Há, ao longo do trabalho, diversos momentos-gengibre que não valem ser citados, permitindo assim que o público os deslenhe. Em linhas gerais, o espetáculo tem como ponto de partida o conto A Fogueira, do moçambicano Mia Couto, e segue a coser as histórias de Eterninha e Perpétuo, dois idosos que estão próximos de recolher suas asas dessa vida. A partir desse mote, os que aqui chamarei encenatores, desenvolvem acronologicamente a trajetória de tais personagens.

É uma encenação batida no pilão, com mãos que se revezam nos deveres; cuidado coletivo. Em cena, Amanda Pegado, André Alencar e Fernando Rybka transitam entre personagens, são narradores e contadores da história, operam luz, confeccionam sons, até brincam com fogo; e nessa coreografia diversificada de execuções precisas, ver o carinho lambuzando tais encenatores é contagiante, há uma delicadeza que pinga dos queixos.

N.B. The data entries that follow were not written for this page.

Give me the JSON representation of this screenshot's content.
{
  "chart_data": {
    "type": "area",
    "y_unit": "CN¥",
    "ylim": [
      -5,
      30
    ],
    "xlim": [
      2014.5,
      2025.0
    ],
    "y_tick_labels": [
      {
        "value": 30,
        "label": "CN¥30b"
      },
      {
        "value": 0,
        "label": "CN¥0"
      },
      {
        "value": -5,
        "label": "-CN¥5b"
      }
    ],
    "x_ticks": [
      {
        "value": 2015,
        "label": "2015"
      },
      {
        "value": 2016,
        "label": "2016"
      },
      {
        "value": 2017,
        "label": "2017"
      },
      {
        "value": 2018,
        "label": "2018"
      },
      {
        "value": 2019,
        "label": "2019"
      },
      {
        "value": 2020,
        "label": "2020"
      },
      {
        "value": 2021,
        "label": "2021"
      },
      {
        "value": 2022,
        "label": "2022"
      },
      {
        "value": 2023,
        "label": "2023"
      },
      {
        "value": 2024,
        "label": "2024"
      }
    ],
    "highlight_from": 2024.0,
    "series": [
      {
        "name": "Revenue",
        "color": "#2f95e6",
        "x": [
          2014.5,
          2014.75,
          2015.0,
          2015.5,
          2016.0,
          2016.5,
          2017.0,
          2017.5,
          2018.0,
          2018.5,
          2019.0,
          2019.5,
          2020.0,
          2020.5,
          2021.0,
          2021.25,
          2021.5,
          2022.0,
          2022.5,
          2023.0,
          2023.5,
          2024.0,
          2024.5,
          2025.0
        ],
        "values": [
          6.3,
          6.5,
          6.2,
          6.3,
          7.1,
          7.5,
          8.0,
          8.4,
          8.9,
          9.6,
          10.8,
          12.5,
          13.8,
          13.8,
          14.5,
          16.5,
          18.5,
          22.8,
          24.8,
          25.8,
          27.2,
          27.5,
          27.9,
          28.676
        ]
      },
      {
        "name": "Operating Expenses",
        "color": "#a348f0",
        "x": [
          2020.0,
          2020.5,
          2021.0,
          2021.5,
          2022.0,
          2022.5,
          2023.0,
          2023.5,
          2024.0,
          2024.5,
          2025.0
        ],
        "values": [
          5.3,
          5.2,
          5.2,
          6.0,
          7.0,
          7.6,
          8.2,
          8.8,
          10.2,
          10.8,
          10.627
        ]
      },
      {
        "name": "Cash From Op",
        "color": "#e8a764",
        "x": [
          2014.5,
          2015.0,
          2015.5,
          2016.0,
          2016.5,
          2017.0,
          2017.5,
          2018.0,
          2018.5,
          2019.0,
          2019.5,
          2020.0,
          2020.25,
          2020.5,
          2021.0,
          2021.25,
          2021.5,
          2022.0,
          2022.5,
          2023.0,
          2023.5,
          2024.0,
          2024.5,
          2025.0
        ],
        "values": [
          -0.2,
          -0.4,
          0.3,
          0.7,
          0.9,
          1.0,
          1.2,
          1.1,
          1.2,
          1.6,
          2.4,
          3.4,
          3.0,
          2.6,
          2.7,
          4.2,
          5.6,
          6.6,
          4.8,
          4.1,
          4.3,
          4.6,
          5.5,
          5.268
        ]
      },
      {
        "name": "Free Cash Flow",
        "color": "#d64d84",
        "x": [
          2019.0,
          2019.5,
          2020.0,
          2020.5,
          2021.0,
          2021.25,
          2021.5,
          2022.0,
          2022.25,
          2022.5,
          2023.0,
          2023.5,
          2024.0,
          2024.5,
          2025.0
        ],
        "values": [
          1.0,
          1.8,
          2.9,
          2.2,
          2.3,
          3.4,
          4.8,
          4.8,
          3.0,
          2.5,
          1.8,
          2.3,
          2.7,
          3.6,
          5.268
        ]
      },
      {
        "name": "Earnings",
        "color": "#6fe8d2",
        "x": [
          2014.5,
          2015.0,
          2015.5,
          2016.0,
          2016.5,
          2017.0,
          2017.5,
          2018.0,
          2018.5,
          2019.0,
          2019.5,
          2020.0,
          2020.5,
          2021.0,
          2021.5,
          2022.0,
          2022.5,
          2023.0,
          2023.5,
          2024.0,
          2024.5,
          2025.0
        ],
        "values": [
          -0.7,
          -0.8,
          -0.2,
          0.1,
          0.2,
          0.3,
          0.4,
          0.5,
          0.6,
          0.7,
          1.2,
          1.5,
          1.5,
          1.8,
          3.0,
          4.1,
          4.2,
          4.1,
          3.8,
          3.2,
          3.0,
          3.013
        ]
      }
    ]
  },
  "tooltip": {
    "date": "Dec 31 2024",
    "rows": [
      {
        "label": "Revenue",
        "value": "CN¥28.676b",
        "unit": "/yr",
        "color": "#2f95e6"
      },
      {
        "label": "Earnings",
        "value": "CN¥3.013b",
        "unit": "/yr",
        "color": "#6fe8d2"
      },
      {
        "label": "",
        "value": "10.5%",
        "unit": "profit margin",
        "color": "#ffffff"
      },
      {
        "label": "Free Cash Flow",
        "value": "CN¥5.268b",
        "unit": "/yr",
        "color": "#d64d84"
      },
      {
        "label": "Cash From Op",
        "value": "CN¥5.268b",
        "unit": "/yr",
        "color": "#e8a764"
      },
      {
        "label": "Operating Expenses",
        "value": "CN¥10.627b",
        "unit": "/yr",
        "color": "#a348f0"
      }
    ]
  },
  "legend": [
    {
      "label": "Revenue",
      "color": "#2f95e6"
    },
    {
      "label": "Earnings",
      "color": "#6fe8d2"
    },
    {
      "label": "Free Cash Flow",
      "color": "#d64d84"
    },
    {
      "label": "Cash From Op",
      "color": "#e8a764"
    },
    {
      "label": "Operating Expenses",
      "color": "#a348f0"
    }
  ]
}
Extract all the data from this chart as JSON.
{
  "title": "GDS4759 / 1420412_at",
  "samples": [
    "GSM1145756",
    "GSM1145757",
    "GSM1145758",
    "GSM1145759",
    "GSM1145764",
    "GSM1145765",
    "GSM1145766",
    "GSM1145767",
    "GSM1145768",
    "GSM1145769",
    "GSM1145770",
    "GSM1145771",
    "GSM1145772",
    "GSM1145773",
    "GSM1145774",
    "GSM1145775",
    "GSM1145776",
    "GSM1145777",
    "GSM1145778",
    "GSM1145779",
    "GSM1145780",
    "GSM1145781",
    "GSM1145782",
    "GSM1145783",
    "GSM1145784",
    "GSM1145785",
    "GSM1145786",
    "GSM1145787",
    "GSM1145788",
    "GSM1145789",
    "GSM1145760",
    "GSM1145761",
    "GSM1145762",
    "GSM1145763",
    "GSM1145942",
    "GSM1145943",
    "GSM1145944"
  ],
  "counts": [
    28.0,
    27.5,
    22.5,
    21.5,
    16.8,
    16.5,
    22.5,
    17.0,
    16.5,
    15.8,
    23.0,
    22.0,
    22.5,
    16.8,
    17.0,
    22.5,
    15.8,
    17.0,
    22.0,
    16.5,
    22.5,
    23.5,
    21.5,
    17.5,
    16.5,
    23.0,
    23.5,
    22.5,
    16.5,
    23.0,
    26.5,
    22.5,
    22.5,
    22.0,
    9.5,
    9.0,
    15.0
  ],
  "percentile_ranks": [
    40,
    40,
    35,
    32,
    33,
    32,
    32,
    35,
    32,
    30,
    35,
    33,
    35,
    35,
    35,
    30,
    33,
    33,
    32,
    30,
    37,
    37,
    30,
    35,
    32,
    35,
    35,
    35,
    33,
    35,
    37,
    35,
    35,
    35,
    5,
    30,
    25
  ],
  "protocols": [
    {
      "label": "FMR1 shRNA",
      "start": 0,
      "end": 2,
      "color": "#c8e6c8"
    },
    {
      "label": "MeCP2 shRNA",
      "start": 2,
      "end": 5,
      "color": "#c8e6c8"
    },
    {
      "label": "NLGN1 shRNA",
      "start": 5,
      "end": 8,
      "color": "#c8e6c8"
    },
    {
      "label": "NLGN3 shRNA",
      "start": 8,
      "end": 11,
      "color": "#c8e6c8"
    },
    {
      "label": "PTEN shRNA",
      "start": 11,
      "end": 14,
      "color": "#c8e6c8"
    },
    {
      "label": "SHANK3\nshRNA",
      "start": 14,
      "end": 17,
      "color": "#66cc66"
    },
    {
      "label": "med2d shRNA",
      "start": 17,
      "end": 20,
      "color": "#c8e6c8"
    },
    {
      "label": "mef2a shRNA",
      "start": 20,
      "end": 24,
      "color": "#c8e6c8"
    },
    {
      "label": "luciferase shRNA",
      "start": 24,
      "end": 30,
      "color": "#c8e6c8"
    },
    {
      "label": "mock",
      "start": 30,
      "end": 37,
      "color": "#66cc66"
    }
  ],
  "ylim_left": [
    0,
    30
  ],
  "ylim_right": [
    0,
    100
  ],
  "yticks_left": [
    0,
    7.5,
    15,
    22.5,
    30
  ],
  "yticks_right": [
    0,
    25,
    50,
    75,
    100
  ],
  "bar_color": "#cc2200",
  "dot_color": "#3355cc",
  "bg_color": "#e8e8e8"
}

Voz e corpo nunca estiveram separados. Amanda Pegado transita de estados energéticos com a fluidez que o texto pede, brinca com vozes, mas é na precisão do revelar íntimo das personagens que atriz brilha; há em suas mãos uma lupa que desmonta o espectador com sua abundancia de signos. Explosão. De risadas. André Alencar explode aqui e ali com seu tempo cômico que, quando muito, só respira e a leveza se instaura; agridoce é a comédia no trabalho do ator. Há um momento, no entanto, longe de ser cômico por essência, em que Alencar protagoniza uma dança que transborda um poema físico, não bastassem habilidades de cantor, em Deslenhar o ator também se mostra um eficaz violonista para a trilha composta pelo grupo. Então, com o charme de quem tem nas mãos malabares, Fernando Rybka inunda a plateia de gentileza e convoca o público a olhar mais de perto; o cuidado do ator na manipulação dos objetos de cena é primoroso, tanto quanto seu trabalho de corpo que, preciso, colore a experiência.

De coração aberto o grupo assina a dramaturgia, encenação, iluminação, sonoplastia, trilha sonora e até a camisa de quem está lendo. O figurino eficaz e funcional fica a cargo de Maria Agrelli e a produção é feita por Bárbara Souza e Camila Mendes.

A experiência que se deslenha ao longo de aproximados 45 minutos é encantadora, poética e, em tempos noturnos, necessária. Que esse pé de manga que o Teatro Miçanga plantou na arte frutifique em abundância; um grande viva a essas vozes que amanhecem.